Sei anni sono stati comminati a Massimo Astuto. Foued Boulkham, cittadino algerino, è stato condannato a 6 anni, 9 mesi e 20 giorni. Ciro Cirino ha ricevuto 6 anni, 8 mesi e 20 giorni. Renato Montefusco è stato condannato a 8 anni e 4 mesi. Luigi Pagano ha ottenuto 4 anni. Angelo Pugliese è stato condannato a 6 anni e 10 mesi.
Indagine partita dal sequestro di un carico
L'operazione che ha portato agli arresti risale a luglio 2025. La Squadra Mobile di Napoli ha condotto le indagini. L'attività investigativa è iniziata dopo un sequestro. La Guardia di Finanza di Fiumicino ha individuato uno dei carichi. Questo era destinato all'Italia.
In totale, 21 persone erano coinvolte nell'indagine. Uno degli indagati aveva affittato un box refrigerato. Questo si trovava nel Centro agroalimentare di Volla. La droga veniva stoccata temporaneamente in questo luogo. L'obiettivo era facilitare la distribuzione.
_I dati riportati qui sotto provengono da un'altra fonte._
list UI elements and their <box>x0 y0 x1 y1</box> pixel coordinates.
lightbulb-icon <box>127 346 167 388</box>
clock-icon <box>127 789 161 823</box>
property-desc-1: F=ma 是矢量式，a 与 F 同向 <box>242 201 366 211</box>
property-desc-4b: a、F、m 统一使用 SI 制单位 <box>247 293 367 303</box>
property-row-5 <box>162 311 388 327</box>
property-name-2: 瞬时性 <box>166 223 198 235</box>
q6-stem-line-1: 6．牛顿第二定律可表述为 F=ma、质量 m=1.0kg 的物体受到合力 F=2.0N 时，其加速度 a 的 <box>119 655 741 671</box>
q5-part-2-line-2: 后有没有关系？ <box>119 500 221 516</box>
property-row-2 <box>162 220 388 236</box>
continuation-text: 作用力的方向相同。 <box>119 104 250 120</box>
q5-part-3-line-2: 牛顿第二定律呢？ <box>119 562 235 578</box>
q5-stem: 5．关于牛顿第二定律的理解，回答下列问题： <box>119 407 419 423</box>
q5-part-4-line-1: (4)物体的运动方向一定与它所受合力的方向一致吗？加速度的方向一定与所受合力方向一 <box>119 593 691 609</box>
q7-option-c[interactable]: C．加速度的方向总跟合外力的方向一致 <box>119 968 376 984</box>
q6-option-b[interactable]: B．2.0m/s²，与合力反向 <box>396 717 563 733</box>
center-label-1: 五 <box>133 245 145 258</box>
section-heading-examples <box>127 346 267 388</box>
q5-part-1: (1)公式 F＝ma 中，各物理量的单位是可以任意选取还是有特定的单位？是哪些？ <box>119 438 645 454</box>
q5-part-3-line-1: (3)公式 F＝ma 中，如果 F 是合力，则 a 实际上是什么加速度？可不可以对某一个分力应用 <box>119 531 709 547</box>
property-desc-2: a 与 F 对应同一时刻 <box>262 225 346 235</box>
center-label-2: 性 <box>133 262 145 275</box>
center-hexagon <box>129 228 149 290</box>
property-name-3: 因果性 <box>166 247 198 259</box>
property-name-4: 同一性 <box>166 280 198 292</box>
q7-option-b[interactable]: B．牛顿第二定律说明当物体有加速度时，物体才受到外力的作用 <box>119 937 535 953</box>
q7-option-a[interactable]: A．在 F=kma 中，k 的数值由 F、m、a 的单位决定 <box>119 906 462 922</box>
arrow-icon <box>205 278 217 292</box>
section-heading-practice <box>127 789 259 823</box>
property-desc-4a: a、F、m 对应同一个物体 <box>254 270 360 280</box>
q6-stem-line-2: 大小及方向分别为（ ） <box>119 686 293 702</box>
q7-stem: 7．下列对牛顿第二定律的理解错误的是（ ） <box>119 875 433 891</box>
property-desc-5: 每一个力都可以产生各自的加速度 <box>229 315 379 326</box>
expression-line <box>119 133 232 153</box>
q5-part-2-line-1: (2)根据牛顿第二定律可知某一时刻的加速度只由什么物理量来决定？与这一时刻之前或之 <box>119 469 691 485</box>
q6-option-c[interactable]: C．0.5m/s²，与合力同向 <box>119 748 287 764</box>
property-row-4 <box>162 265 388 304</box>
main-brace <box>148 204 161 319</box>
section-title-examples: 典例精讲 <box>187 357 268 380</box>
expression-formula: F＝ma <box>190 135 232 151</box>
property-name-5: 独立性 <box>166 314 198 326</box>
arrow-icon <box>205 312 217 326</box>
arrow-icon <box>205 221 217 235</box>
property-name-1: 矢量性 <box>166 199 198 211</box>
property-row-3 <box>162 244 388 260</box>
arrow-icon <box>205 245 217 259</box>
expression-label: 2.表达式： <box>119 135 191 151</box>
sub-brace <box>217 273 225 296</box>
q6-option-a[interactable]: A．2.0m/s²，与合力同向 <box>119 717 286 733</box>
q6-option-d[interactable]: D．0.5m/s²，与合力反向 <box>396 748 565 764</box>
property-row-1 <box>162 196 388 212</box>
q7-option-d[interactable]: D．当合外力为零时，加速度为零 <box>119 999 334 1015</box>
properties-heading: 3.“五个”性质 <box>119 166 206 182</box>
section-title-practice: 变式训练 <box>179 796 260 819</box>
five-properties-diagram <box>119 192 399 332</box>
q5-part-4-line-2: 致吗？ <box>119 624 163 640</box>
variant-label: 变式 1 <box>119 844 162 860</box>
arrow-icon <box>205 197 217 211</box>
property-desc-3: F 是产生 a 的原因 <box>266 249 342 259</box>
Metodi ingegnosi per occultare la sostanza
In un'occasione, la sostanza stupefacente è stata occultata. Si trattava di hashish. Questo è stato nascosto tra le zucche. Il trasporto avveniva a bordo di un autoarticolato. Il conducente era anch'egli spagnolo. L'ingegnoso nascondiglio rendeva difficile l'individuazione.
Sul territorio nazionale, il trasferimento della droga era monitorato. Veniva utilizzato un sistema di rilevazione satellitare. Questo dispositivo era nascosto nel carico di copertura. Inviava costantemente messaggi SMS. I messaggi arrivavano all'utenza cellulare di una persona incaricata. Questa persona monitorava il viaggio del camion.
Esclusa la transnazionalità dei reati
Il collegio difensivo era composto da diversi avvocati. Tra questi figurano Luigi Senese, Stefano Montone, Nappa e Porcelli. La giudice ha preso una decisione importante. Ha escluso la transnazionalità dei reati contestati. Questo aspetto ha influenzato le sentenze emesse.
L'operazione ha dimostrato la complessità del traffico. Le organizzazioni criminali utilizzano metodi sempre più sofisticati. La collaborazione tra diverse forze di polizia è fondamentale. Questo permette di contrastare efficacemente questi fenomeni.